In the spirit of community care, Drama Therapy joined forces with the program in Educational Theatre and other members of the Music and Performing Arts Professions Department at NYU Steinhardt to host a community event, “Parade,” in the spring of 2023. Alongside Hodermarska, clinical professor of educational theatre Nancy Smithner and Music and Performing Arts Administration Program Administrator Ellen Smittle collaborated to make the event a reality.

The event, held in Washington Square Park in the midst of NYU’s Greenwich Village campus, sought to connect with NYU Steinhardt’s city neighbors and celebrate community in action in a space of common ground. 

At the event, people of all ages participated in musical performances, experimenting with free harmonicas and drumming enthusiastically on buckets. Volunteers distributed food and water, and passersby practiced mindfulness exercises while peeling oranges. There were storytelling workshops, theatrical performances, and art stations, including a banner that participants could add to throughout the festivities.

The Parade event served as a cheerful space for connection, and as a valuable learning experience for students in NYU Steinhardt’s Drama Therapy and Educational Theatre programs. 

“Gone are the days of the opaque psychoanalyst sitting behind a patient on a couch taking notes,” Hodermarska said. “Our students need to understand that mental health care can happen on the street and on the street corner, and that being a provider of that mental health care requires the capacity to create brave spaces where everyone involved can be vulnerable and take risks.”
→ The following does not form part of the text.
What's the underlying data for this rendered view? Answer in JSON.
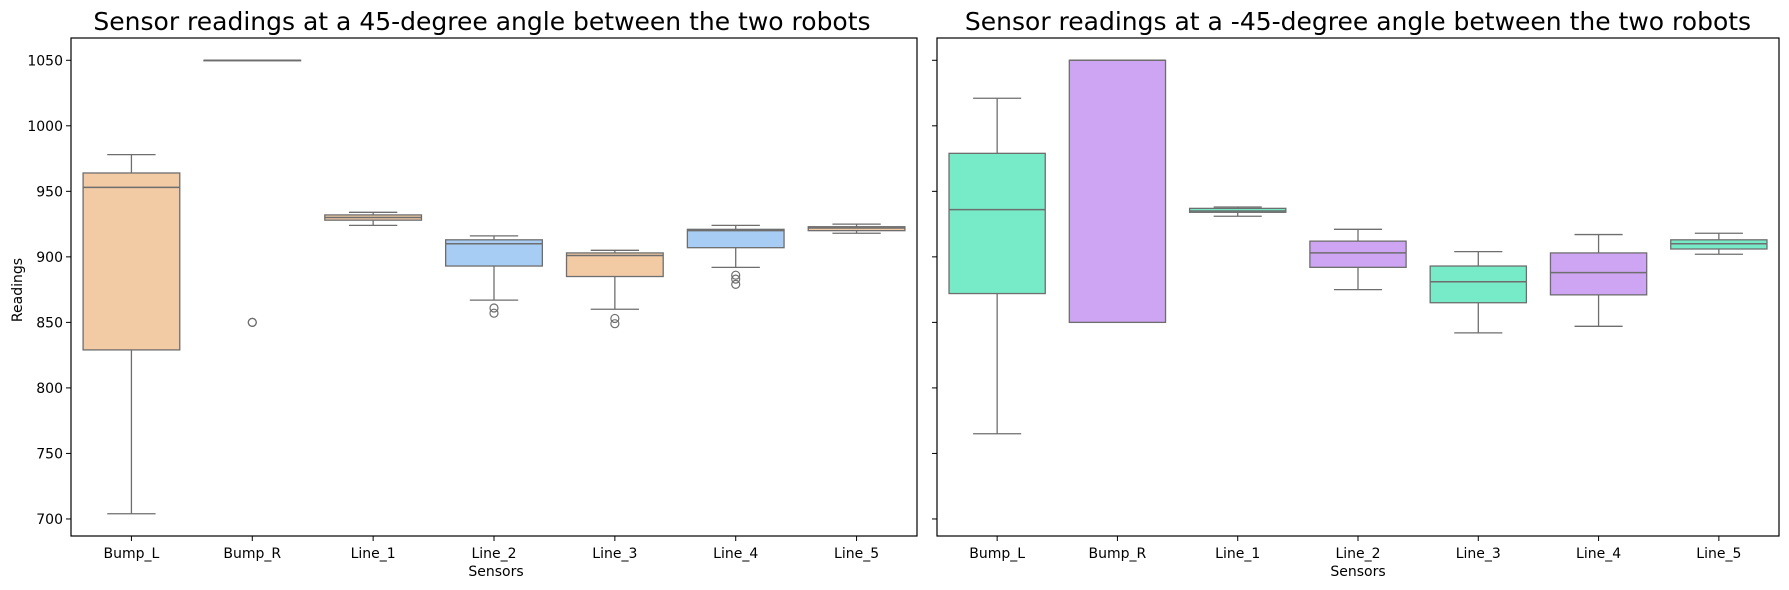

This pedagogical approach reflects broader trends in the field of drama therapy, which is increasingly interested in expanding a sense of freedom, self determination, and self efficacy for providers and participants alike. 

“There’s a huge movement to situate the patient as a collaborator and co-creator in the world of drama therapy,” Hodermarska shared. “We are interested in the Disability Justice movement and the Mad Pride movement, and how the arts and drama therapy can become a liberatory practice in a very medicalized and carceral model of care.”

“The Parade event was a day filled with tiny moments of connection,” Hodermarska said. “My dream is that the future of mental health care can look more like a parade, a festival of personhood and community that centers difference and celebrates it."